Rio Tinto Limited (ASX: RIO) shareholders, look away now…
Overnight, London-listed shares of Rio Tinto plummeted 8.1% following the release of poor economic data out of China.
China is Rio Tinto's number-one customer, accounting for a huge 41.3% of its sales revenue. Indeed, the miner is heavily reliant upon China's infrastructure investment to drive demand for iron ore and coal (both steel-making ingredients), aluminium and copper.
Over the past year, as new production came online and supply of these key commodities soared, BHP Billiton Limited's (ASX: BHP) and Fortescue Metals Group Limited's (ASX: FMG) share prices fell by the wayside. Meanwhile, Rio Tinto's share price has fared very well – falling 'just' 20% over the past year.

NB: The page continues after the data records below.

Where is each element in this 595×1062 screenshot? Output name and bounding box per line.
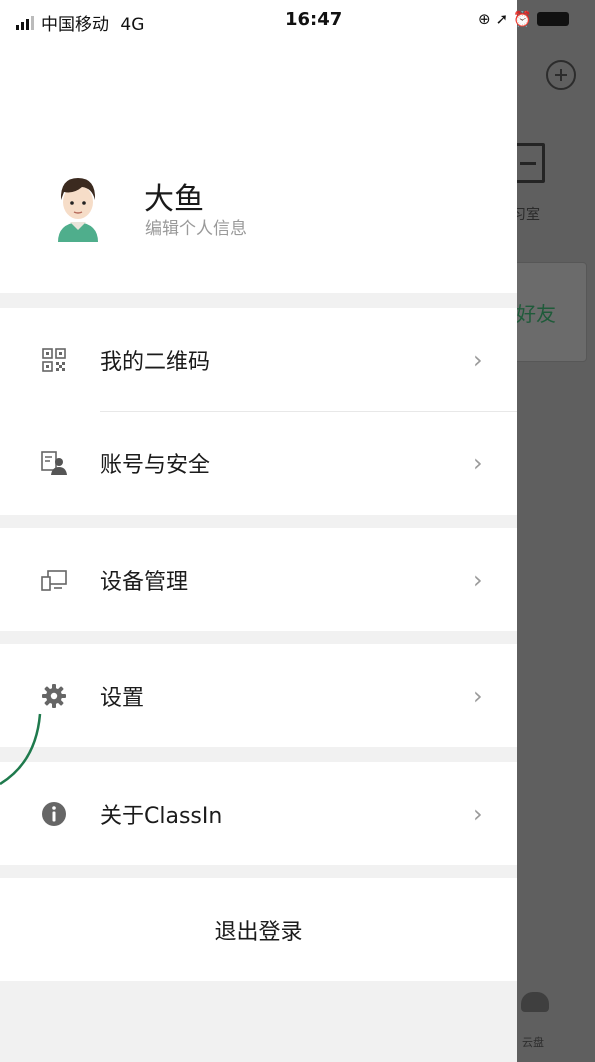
avatar[interactable] <box>52 172 104 242</box>
network-type: 4G <box>120 15 145 35</box>
gear-icon <box>42 684 66 708</box>
location-icon: ➚ <box>495 10 509 28</box>
cloud-icon <box>521 992 549 1012</box>
menu-label-qr-code: 我的二维码 <box>100 350 211 375</box>
logout-button[interactable]: 退出登录 <box>0 878 517 981</box>
battery-icon <box>536 12 569 26</box>
profile-header[interactable]: 大鱼 编辑个人信息 <box>0 40 517 293</box>
chevron-right-icon: › <box>473 346 483 374</box>
menu-item-settings[interactable]: 设置 › <box>0 644 517 747</box>
menu-group-about: 关于ClassIn › <box>0 762 517 865</box>
menu-item-account-security[interactable]: 账号与安全 › <box>0 411 517 514</box>
side-drawer: 大鱼 编辑个人信息 我的二维码 › 账号与安全 › 设备管理 › 设置 › 关于… <box>0 40 517 1062</box>
profile-name: 大鱼 <box>144 182 204 217</box>
menu-group-account: 我的二维码 › 账号与安全 › <box>0 308 517 515</box>
signal-icon <box>16 16 34 30</box>
chevron-right-icon: › <box>473 566 483 594</box>
friend-label: 好友 <box>516 302 556 326</box>
add-icon <box>546 60 576 90</box>
menu-item-about[interactable]: 关于ClassIn › <box>0 762 517 865</box>
chevron-right-icon: › <box>473 800 483 828</box>
menu-label-settings: 设置 <box>100 686 145 711</box>
account-card-icon <box>41 451 67 475</box>
menu-group-devices: 设备管理 › <box>0 528 517 631</box>
drawer-bottom <box>0 981 517 1062</box>
carrier-name: 中国移动 <box>41 15 109 35</box>
screen-lock-icon: ⊕ <box>478 10 491 28</box>
alarm-icon: ⏰ <box>513 10 532 28</box>
cloud-label: 云盘 <box>522 1036 544 1049</box>
logout-label: 退出登录 <box>214 920 303 945</box>
qr-code-icon <box>42 348 66 372</box>
chevron-right-icon: › <box>473 682 483 710</box>
info-icon <box>42 802 66 826</box>
devices-icon <box>41 570 67 591</box>
menu-label-about: 关于ClassIn <box>100 804 223 829</box>
edit-profile-link[interactable]: 编辑个人信息 <box>145 214 247 239</box>
status-time: 16:47 <box>285 9 343 30</box>
status-bar: 中国移动 4G 16:47 ⊕ ➚ ⏰ <box>0 0 569 40</box>
menu-group-settings: 设置 › <box>0 644 517 747</box>
menu-item-device-management[interactable]: 设备管理 › <box>0 528 517 631</box>
chevron-right-icon: › <box>473 449 483 477</box>
carrier-label: 中国移动 4G <box>41 10 144 35</box>
menu-item-qr-code[interactable]: 我的二维码 › <box>0 308 517 411</box>
annotation-curve <box>0 713 42 786</box>
menu-label-account-security: 账号与安全 <box>100 453 211 478</box>
status-icons: ⊕ ➚ ⏰ <box>478 10 569 28</box>
menu-label-device-management: 设备管理 <box>100 570 189 595</box>
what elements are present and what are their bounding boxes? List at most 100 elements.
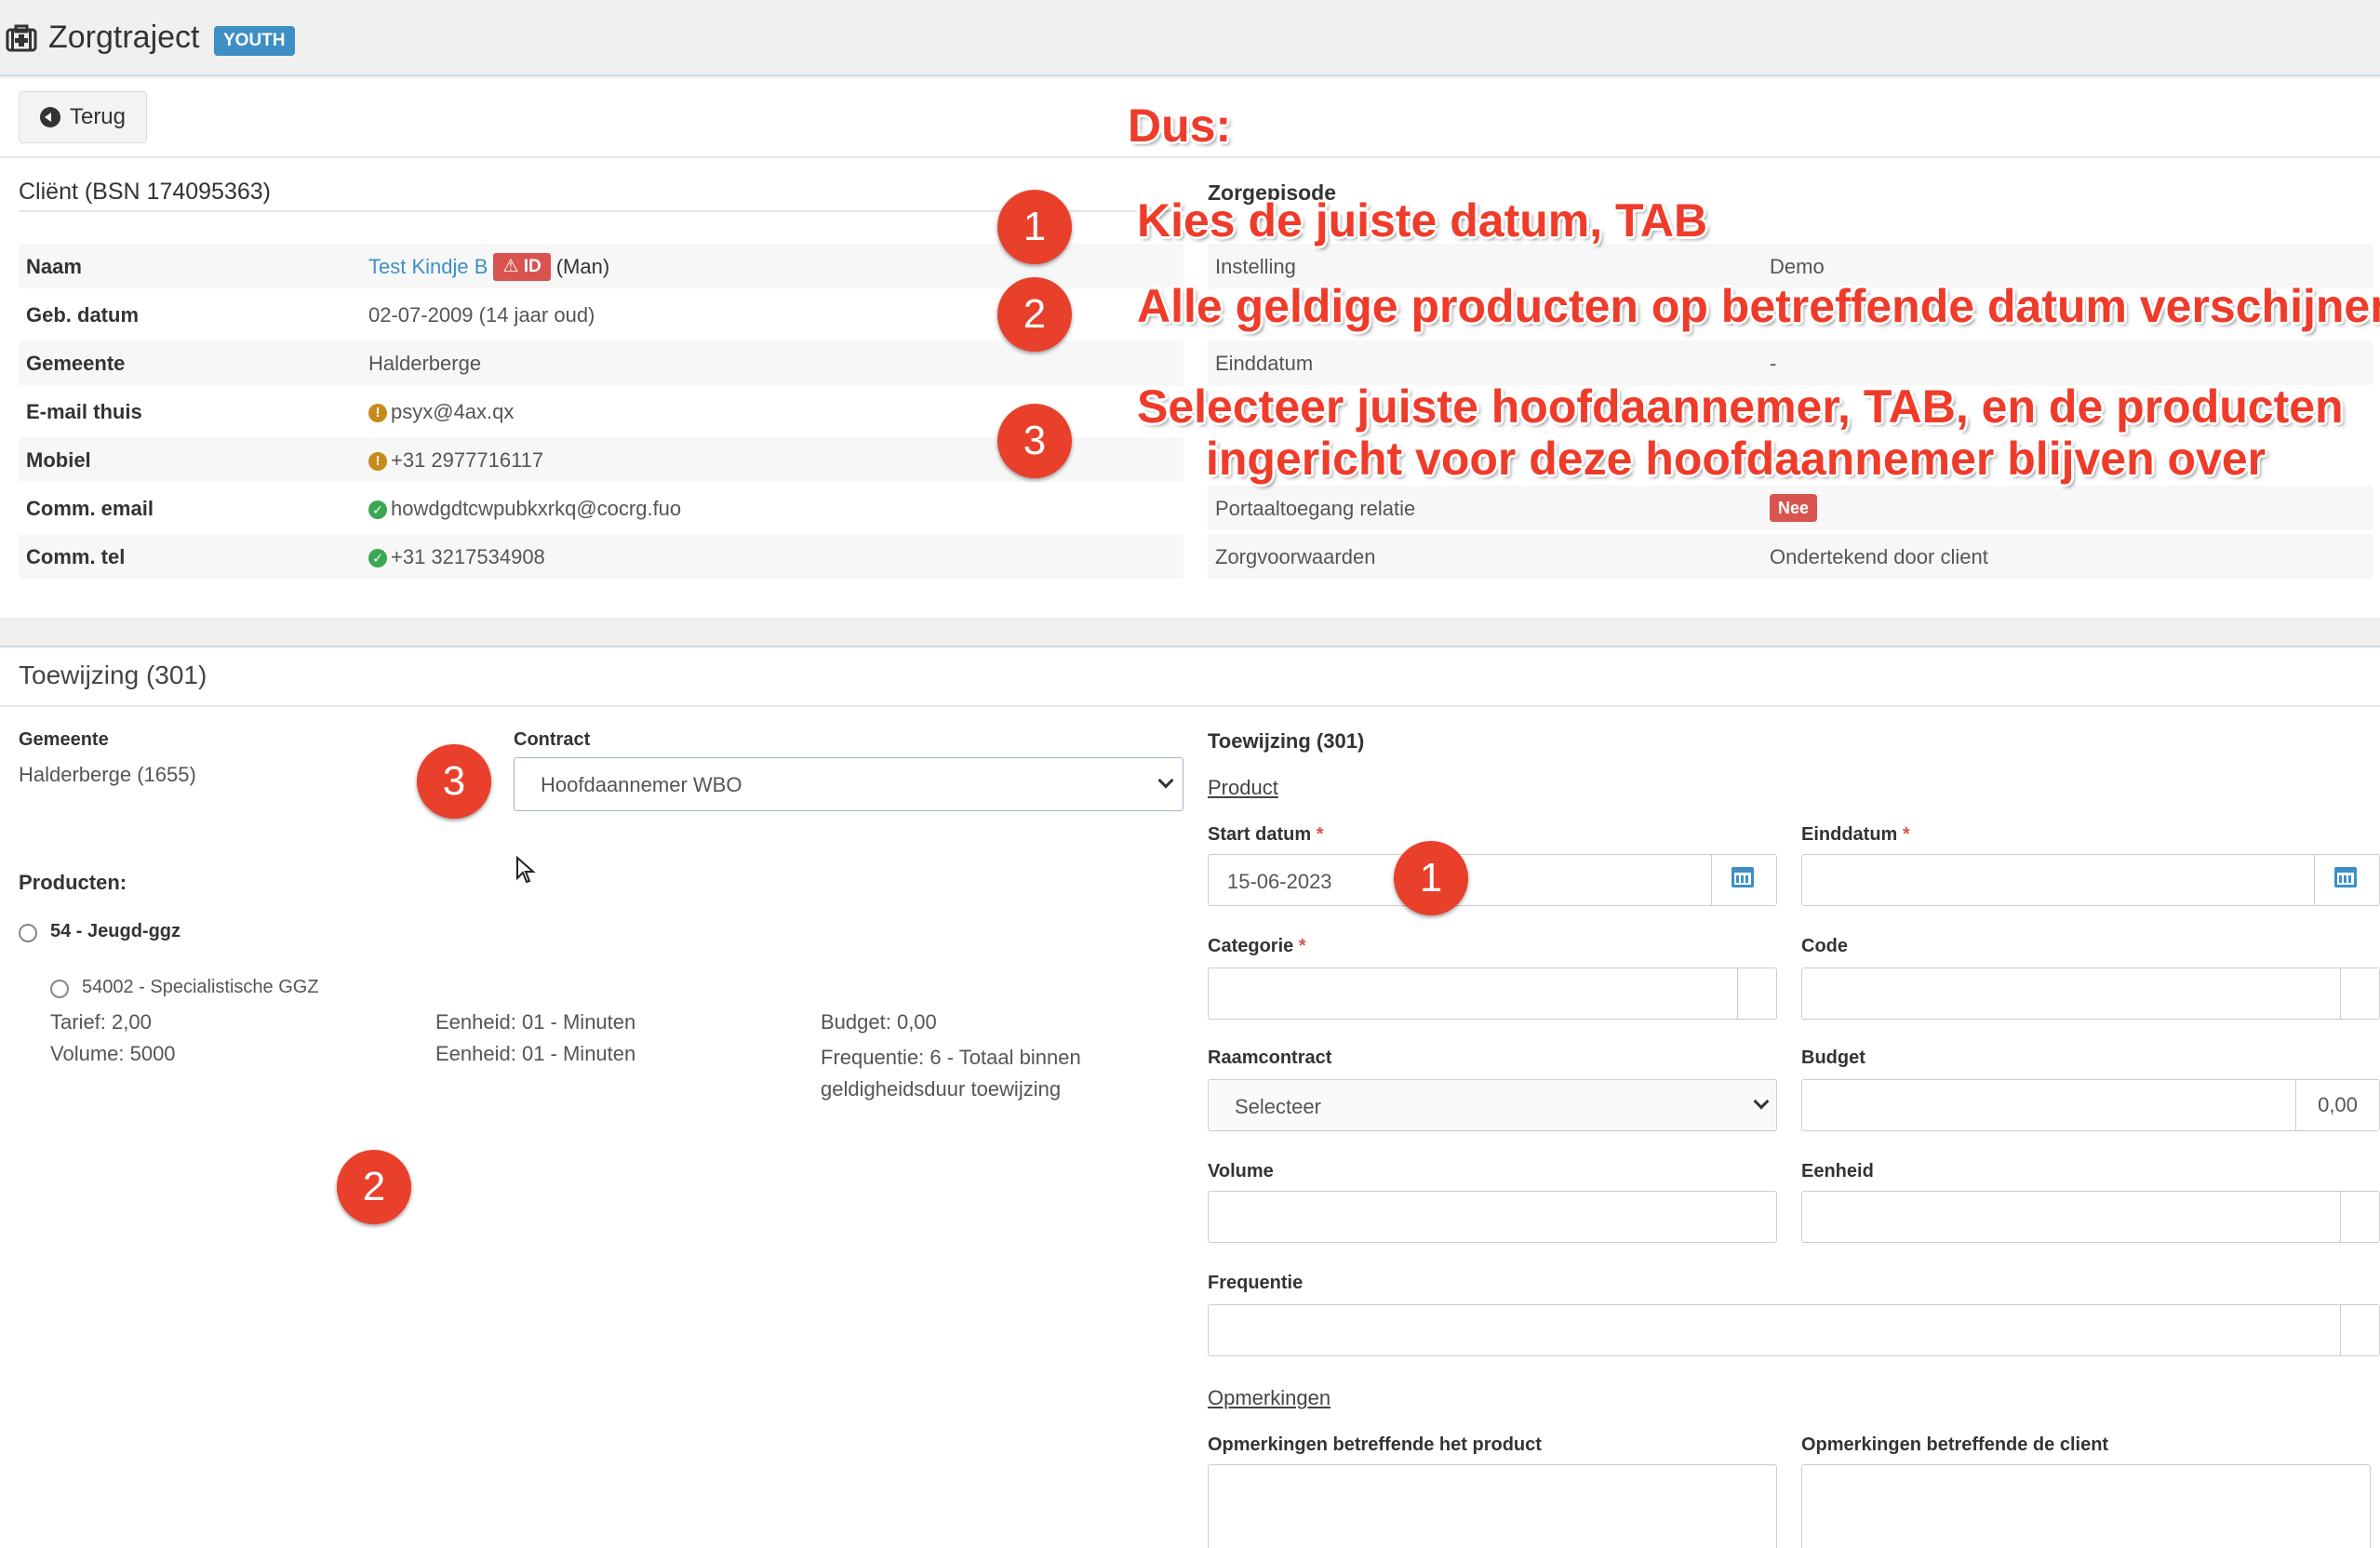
zorgvoorwaarden-label: Zorgvoorwaarden [1215, 545, 1376, 568]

However, the data from China overnight revealed a 1.8% fall in exports and 10.9% fall in imports during the month of April. Economists polled by Reuters expected falls of 0.1% and 5% in exports and imports, respectively.
What does it all mean to Rio Tinto?
As the Chinese economy transitions from infrastructure-led to consumption-based, the recent falls in manufacturing and trade data will have investors questioning the strength of demand for commodities. Of course, there will always be some demand for Rio Tinto's key products, but the structural level of demand could fall.
Foolish takeaway
Rio Tinto's share price has — so far — waded through falling commodity prices quite well. However, if the supply-demand imbalance continues to worsen commodity prices will likely resume their falls and put more pressure on the miner's share price.
I wouldn't want to be holding Rio Tinto shares at this time.